Trains Are Always Better than Buses, Right?

Josh Barro provide examples galore of why the answer to that question isn't always yes—where costly rail investment has been to the detriment of existing transit. His column targets proposed projects, such as New York's LaGuardia Airport AirTrain.

3 minute read

February 11, 2015, 9:00 AM PST

By Irvin Dawid

A bus next to the re-located light rail station at Denver's Union Station

Jeffrey Beall / Wikimedia Commons

"Bus-based public transit in the United States suffers from an image problem," writes Barro. "That fact, laid out in a 2009 report from the Federal Transit Administration, isn’t surprising, but it has led to a perverse outcome."

Barro is hardly the first to question costly airport connectorsone of the best columns I've seen comes from Market Urbanism in 2010 by Stephen Smith, now editor of New York Yimby. Barro has a larger audience to spread the "rail isn't always better" message.

However, to effectively question rail as always being the best transit investment, it's necessary to point to worthy bus projects. "The Massachusetts Bay Transit Authority has had modest success getting people to ride buses (the "Silver Line") from downtown to the airport; from most points in Boston, that trip also involves a train to the bus to the plane," writes Barro.

Benjamin de la Peña and Nicholas Turner, both formerly with The Rockefeller Foundation's urban development division, penned a July 2013 Planetizen Exclusive that describes other worthy bus projects throughout the United States.

Barro questions streetcar investments in recently opened systems and those still in the planning phase.

  • Atlanta’s downtown streetcar loop was a relative bargain at $100 million; unfortunately, Rebecca Burns, a writer at Atlanta magazine, took it to work for a week and found it was slower than walking
  • Washington’s shiny new streetcars, expected to serve 1,500 riders a day along H Street Northeast, are slowing the bus service that already serves 12,000 daily riders on that road. [No opening date scheduled as of Jan. 16].
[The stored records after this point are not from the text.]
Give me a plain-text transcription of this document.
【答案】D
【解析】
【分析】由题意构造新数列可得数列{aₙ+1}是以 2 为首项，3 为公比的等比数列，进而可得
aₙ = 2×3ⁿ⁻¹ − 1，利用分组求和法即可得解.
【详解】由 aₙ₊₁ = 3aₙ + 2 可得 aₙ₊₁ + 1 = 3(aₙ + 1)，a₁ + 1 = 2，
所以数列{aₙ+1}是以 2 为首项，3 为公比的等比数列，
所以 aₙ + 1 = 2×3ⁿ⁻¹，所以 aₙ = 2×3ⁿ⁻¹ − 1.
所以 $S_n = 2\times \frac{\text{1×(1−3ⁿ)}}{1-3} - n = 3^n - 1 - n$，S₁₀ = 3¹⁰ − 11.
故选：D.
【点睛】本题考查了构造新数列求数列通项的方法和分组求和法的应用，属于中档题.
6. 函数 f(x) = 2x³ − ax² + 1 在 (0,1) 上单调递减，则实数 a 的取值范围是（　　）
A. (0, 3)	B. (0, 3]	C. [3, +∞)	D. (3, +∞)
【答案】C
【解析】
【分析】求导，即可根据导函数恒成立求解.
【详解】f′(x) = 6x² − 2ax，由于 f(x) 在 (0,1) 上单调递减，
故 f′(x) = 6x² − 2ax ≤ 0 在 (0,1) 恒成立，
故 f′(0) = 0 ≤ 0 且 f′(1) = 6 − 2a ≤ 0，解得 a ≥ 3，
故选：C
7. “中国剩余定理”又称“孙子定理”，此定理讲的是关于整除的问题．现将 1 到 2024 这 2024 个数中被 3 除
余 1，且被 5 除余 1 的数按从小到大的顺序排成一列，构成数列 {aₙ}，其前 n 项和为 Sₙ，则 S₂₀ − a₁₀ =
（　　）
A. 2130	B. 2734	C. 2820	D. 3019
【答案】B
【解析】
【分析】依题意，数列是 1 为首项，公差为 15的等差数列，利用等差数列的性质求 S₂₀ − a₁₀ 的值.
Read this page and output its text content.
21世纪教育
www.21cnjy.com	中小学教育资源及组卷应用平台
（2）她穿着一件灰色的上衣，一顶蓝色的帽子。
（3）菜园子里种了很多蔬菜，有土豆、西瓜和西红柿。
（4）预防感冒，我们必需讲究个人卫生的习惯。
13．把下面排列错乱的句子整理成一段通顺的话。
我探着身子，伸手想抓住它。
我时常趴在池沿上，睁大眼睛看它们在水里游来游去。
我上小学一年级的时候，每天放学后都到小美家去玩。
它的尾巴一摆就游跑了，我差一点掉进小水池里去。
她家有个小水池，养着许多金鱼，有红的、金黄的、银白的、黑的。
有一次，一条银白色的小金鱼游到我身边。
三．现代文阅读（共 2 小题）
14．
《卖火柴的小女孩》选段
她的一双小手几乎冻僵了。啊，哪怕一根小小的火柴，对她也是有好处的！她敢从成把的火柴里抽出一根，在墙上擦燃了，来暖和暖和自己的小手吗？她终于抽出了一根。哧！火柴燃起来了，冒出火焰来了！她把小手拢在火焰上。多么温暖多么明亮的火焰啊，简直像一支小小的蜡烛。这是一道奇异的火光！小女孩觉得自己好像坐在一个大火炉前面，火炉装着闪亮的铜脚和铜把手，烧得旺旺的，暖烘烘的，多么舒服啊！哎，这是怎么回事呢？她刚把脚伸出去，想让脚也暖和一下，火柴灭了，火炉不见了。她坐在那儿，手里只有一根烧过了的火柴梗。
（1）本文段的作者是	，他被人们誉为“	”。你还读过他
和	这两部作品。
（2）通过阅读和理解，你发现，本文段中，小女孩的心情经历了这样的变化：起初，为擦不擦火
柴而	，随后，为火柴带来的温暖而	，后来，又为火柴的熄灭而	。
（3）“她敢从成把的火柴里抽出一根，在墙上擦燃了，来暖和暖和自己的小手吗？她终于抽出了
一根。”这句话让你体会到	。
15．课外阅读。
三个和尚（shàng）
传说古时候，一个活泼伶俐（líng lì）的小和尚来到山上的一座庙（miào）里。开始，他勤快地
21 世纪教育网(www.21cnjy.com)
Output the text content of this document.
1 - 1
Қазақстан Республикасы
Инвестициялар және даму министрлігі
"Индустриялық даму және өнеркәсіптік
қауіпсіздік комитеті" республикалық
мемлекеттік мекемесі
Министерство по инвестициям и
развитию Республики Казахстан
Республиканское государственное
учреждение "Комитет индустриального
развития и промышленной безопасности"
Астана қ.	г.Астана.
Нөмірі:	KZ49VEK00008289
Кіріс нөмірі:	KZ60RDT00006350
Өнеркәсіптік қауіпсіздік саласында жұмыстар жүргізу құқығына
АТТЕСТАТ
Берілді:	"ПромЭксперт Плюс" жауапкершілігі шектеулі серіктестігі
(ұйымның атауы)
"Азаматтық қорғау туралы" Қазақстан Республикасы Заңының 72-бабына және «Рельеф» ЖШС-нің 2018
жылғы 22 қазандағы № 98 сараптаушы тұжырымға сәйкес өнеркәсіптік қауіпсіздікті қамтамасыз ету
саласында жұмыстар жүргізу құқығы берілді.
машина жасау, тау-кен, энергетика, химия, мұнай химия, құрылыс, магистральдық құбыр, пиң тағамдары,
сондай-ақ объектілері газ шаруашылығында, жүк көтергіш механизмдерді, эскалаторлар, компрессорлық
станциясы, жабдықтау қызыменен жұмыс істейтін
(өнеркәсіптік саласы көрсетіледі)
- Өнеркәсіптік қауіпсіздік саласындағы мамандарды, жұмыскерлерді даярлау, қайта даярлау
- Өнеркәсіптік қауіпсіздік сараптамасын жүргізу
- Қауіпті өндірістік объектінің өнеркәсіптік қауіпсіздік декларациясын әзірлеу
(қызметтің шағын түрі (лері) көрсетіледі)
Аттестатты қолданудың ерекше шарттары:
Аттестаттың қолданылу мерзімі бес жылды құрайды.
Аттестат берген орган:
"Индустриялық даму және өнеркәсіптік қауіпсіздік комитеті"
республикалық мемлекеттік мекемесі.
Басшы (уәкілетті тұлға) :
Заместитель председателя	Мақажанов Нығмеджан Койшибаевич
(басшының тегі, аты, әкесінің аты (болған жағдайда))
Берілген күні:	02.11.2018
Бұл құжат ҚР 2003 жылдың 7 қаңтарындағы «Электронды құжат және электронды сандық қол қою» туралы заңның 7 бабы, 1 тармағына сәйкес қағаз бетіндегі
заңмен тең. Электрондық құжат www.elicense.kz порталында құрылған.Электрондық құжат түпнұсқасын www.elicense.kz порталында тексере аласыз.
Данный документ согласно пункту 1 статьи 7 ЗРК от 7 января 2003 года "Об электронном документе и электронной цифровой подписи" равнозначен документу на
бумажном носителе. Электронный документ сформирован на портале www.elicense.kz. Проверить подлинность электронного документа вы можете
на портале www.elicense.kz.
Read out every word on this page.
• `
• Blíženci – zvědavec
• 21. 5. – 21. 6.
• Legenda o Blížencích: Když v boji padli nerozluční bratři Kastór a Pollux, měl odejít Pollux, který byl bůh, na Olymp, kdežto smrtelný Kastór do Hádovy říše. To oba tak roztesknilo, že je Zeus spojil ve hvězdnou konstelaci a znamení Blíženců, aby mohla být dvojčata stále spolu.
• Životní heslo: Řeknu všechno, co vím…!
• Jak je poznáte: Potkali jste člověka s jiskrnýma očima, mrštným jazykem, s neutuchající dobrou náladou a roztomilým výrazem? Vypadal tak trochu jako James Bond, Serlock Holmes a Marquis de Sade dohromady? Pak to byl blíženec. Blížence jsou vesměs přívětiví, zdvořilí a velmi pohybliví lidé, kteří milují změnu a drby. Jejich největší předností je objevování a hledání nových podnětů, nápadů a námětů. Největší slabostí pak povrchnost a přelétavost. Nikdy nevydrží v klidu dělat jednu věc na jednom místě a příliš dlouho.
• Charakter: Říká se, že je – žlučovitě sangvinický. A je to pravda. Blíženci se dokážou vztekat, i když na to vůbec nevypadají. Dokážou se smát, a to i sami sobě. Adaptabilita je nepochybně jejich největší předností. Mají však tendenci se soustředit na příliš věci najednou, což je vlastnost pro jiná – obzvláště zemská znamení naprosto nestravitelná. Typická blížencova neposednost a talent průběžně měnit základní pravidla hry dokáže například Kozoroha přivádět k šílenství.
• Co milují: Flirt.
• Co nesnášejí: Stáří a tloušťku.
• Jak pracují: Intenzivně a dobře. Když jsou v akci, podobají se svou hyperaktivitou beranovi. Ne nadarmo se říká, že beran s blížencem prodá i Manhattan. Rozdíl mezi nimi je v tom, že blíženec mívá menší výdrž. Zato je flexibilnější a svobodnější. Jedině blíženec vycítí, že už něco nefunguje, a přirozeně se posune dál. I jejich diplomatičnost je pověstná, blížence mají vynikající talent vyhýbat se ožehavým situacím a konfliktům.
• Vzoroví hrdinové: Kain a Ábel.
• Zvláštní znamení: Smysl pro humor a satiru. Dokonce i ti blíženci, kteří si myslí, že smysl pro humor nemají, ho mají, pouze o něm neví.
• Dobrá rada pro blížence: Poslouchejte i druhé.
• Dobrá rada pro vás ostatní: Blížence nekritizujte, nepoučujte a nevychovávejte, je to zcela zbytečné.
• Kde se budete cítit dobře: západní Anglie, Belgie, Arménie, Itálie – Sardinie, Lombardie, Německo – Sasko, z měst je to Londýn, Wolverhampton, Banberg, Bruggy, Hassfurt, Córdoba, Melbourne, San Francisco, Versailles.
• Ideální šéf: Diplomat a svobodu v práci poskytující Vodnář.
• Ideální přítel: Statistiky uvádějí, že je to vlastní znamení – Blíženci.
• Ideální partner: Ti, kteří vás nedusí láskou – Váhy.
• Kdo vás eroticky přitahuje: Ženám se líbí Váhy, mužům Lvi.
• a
Barro's main point is that transit agencies need to better market their express and rapid bus lines if they want to increase ridership with choice or discretionary transit riders (those who have access to cars). He points to recent success that Los Angeles Metro has had with the Orange (bus) line that operates on an exclusive right-of-way.

Returning to N.Y. Gov. Andrew Cuomo's proposed LaGuardia AirTrain, Barro suggests that MTA "sell the Q70 and M60 services to people who normally wouldn’t be caught dead on a bus to the airport. Dedicated boarding areas and improved buses could be bought for a fraction of the price of a new train system."